Hereditary Necrotizing Myelopathy (ENM)

What It Is

Hereditary necrotizing myelopathy is an inherited progressive spinal cord disease characterized by degeneration and necrosis of spinal cord tissue, causing neurologic deficits such as ataxia, weakness, and progressive paresis.

Also Called: hereditary necrotizing myelopathy; ENM

Abbreviation: ENM

Breeds Affected: Nederlandse Kooikerhondje


The Idiot-Proof Explanation

This is an inherited spinal cord disease. The cord tissue degenerates, the rear end stops getting clean signals, and the dog can become weak, wobbly, or progressively disabled. It is not bad manners, bad training, or a puppy being dramatic.


What Causes It

ENM is inherited and affects the spinal cord. Degeneration of cord tissue interferes with the nerves that control coordination and movement.

Because it is rare and breed-linked, diagnosis may involve ruling out more common causes first, then using breed history and genetic testing where available.

  • The spinal cord undergoes progressive degenerative damage.
  • Affected dogs may develop rear-limb weakness, ataxia, or loss of coordination.
  • Breed-specific genetic testing may be relevant depending on the current lab offerings.
  • Affected dogs should not be bred.

Rare does not mean harmless. Rare just means fewer people know what they are looking at until the dog is already struggling.


What This Means for Life With This Dog

Life with an affected dog may mean neurologic exams, mobility support, home safety changes, and careful tracking of progression.

Treatment is supportive. Owners should be prepared for the possibility that the condition worsens despite good care.

For breeders, this is a testing and transparency issue. Genetic neurologic disease is not something to bury under “he was just a little off.”


Can It Be Fixed?

ENM cannot be cured. Care focuses on comfort, mobility support, preventing injury, and quality-of-life monitoring.


Symptoms Owners May Notice

Wobbly gait: The dog may sway, cross legs, stumble, or look poorly coordinated.

Rear-leg weakness: The back legs may tire, drag, or fail to support the dog normally.

Progressive mobility loss: Signs may worsen over time instead of clearing up like a simple injury.

Falls or trouble rising: As strength and coordination decline, basic movement can become unsafe.


Treatment Options

Neurologic evaluation: Workup may include neurologic exam, imaging, labwork, and breed-specific testing to separate ENM from more common spinal or orthopedic diseases.

Supportive mobility care: Traction flooring, harnesses, controlled activity, physical therapy, and fall prevention help protect the dog while function is still present.

Breeding prevention: Affected dogs should not be bred. Carrier risk should be managed through verified genetic information.


Recovery and Aftercare

Aftercare is progression management. Owners monitor gait, comfort, falls, skin sores, toileting ability, and whether daily life is still fair to the dog.


What Happens If You Wait

Progressive neurologic disease does not reward denial.

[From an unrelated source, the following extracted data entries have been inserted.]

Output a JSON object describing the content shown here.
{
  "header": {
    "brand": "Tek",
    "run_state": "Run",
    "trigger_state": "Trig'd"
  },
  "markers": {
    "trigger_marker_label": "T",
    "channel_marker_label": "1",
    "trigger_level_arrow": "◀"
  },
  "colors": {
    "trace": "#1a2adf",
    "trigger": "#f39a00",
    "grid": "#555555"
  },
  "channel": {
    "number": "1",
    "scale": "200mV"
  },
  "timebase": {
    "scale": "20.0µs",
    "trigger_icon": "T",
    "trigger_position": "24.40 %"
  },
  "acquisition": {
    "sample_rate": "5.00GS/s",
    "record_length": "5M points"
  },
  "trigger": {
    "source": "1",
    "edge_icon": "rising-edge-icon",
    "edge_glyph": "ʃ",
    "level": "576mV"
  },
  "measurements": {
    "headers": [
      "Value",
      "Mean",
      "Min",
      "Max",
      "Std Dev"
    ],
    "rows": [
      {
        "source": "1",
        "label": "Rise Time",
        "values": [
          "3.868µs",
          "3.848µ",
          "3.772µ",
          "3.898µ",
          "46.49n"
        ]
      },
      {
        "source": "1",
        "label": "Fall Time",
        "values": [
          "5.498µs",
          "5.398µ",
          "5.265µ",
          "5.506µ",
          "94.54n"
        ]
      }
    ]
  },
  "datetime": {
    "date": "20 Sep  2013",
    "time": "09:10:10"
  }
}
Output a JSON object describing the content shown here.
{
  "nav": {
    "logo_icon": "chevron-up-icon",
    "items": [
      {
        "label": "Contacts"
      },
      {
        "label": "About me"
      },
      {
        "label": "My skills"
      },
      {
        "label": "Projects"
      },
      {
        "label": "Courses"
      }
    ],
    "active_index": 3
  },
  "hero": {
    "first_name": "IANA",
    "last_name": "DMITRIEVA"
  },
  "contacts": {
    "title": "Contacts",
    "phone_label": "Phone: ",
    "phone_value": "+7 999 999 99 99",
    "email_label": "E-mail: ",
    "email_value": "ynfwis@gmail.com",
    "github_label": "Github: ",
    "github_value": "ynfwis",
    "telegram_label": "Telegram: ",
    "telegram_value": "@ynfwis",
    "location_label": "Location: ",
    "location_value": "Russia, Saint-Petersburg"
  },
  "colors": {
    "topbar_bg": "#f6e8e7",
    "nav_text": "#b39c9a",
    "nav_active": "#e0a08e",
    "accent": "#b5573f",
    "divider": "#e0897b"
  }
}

Waiting can mean preventable falls, injuries, worsening weakness, and delayed planning for mobility and quality of life.


Cost Reality Check

Costs depend on diagnostic depth, specialist involvement, mobility support, and how long supportive care remains appropriate.

Care Level What It May Include Estimated Cost
Initial workup Exam, neurologic assessment, labwork, and initial diagnostics. $500-$1,500
Ongoing management Rechecks, mobility aids, home changes, supportive medication, and physical therapy. $500-$3,000+
Severe case Advanced imaging, specialist neurology care, intensive mobility support, or complication management. $3,000-$10,000+

Diagnostic depth: Rare neurologic conditions usually do not get confirmed with a quick glance and a shrug.

Progression: Faster decline means more support and harder decisions sooner.

Mobility equipment: Harnesses, rugs, carts, and rehab add up, because gravity remains undefeated.

Specialist access: Neurology care can clarify the problem but adds cost.


Budget Reality Check

Budget Item Estimated Cost
Neurologic exam and basic workup $500-$1,500
Genetic testing when available $75-$250
Advanced imaging or specialist workup $2,000-$5,000+
Mobility and home support $200-$2,000+
Rehab and long-term care $500-$4,000+

Lifetime Cost Reality

Case Pattern Possible Lifetime Cost
Mild monitored case $1,000-$4,000+
Progressive support case $3,000-$10,000+
Advanced mobility-care case $7,000-$18,000+

Tell Me What I Should Really Expect

ENM is rare, but rare does not make it gentle.

This is a serious inherited spinal cord disease. Owners need neurologic guidance and breeders need clean genetic decisions, because pretending the dog is “just awkward” helps exactly no one.